Depending on what you want to do, your mileage may vary. I would hesitate in waiting more than 10-20 milliseconds in a lock wait. But then, I am using PHP which is disastrous for concurrent programming : ( The next version is in Python :)

Regards,


Matt

On 14 May 2007, at 17:57, Dustin Sallings wrote:


On May 14, 2007, at 8:25 , Julio Leyva wrote:

We have a transaction that must lock a key in a table and no any other parallel transaction can access that key until the first transaction is finished.

We think that process will be faster using memcached.

The best that memcached could offer is a counter you could do something like a spinlock on. That may very well be worse.

It should be possible to parallelize your transactions, though.
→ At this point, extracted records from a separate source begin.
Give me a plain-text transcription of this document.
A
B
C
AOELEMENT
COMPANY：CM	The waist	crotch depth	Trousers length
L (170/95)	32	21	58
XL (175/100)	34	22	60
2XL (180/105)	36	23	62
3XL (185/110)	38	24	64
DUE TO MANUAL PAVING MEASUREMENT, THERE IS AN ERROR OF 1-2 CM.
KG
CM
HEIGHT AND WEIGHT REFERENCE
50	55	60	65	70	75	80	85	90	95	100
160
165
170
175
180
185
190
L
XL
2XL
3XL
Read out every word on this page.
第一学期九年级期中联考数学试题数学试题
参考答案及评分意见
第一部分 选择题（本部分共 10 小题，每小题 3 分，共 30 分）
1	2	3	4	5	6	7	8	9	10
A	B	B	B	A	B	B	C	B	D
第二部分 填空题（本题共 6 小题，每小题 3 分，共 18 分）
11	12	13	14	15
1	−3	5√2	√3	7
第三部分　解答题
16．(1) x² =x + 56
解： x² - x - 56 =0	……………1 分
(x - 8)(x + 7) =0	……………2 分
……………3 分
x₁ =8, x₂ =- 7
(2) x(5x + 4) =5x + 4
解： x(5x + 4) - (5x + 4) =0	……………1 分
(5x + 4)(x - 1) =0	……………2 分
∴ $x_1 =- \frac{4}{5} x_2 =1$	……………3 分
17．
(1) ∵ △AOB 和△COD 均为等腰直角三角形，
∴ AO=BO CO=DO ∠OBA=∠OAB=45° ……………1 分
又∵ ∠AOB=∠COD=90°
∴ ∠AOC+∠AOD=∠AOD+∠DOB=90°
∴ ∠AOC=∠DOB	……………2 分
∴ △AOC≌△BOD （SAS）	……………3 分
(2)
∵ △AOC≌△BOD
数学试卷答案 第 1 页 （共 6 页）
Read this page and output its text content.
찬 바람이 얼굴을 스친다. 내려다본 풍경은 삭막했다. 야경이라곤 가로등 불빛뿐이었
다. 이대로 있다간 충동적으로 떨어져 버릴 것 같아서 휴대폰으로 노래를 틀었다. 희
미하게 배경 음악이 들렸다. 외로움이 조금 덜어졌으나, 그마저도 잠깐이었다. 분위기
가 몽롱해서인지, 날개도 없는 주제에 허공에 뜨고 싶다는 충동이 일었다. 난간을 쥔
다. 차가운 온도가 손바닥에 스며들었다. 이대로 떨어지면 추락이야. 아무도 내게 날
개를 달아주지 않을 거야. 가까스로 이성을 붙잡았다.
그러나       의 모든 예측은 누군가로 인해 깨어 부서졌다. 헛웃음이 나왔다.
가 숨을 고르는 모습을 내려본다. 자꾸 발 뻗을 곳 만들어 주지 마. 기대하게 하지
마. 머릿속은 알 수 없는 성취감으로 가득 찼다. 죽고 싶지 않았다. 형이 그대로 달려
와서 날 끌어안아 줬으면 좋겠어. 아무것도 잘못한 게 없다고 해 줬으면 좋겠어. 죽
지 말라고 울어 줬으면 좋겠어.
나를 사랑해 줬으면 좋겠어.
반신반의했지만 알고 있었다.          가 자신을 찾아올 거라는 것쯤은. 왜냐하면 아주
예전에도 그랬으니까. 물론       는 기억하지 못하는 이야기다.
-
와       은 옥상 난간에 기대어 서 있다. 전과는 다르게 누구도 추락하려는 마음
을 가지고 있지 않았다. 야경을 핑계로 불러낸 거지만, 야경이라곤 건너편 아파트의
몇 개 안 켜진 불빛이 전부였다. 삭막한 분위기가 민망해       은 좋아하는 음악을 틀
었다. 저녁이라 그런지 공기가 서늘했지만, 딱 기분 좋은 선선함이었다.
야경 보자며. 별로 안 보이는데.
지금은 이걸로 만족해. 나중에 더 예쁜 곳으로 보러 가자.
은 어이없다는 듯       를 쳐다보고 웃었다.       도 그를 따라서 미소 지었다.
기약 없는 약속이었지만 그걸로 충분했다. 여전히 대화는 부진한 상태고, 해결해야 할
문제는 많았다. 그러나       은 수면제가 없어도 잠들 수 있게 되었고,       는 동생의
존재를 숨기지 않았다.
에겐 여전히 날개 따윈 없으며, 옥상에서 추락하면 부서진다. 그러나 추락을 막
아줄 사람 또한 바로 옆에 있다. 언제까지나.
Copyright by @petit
Should all read processes stop just because something has indicated it may be changing in another process? If you allow concurrent reads, then you memcache can help, but you can likely do away with the lock altogether.

If you can defer your concurrency checking to the *end* of the transaction, all you have to do is roll back whatever transaction didn't win and start it over. I used to do something like this for a relatively concurrent system. In my case, the number of transaction collisions was small enough that I never even bothered to replay the loser. I'd just roll it back and return an error and let the other side deal with the failure. I tracked all of the fields that changed, so resolving it would've been pretty simple, though.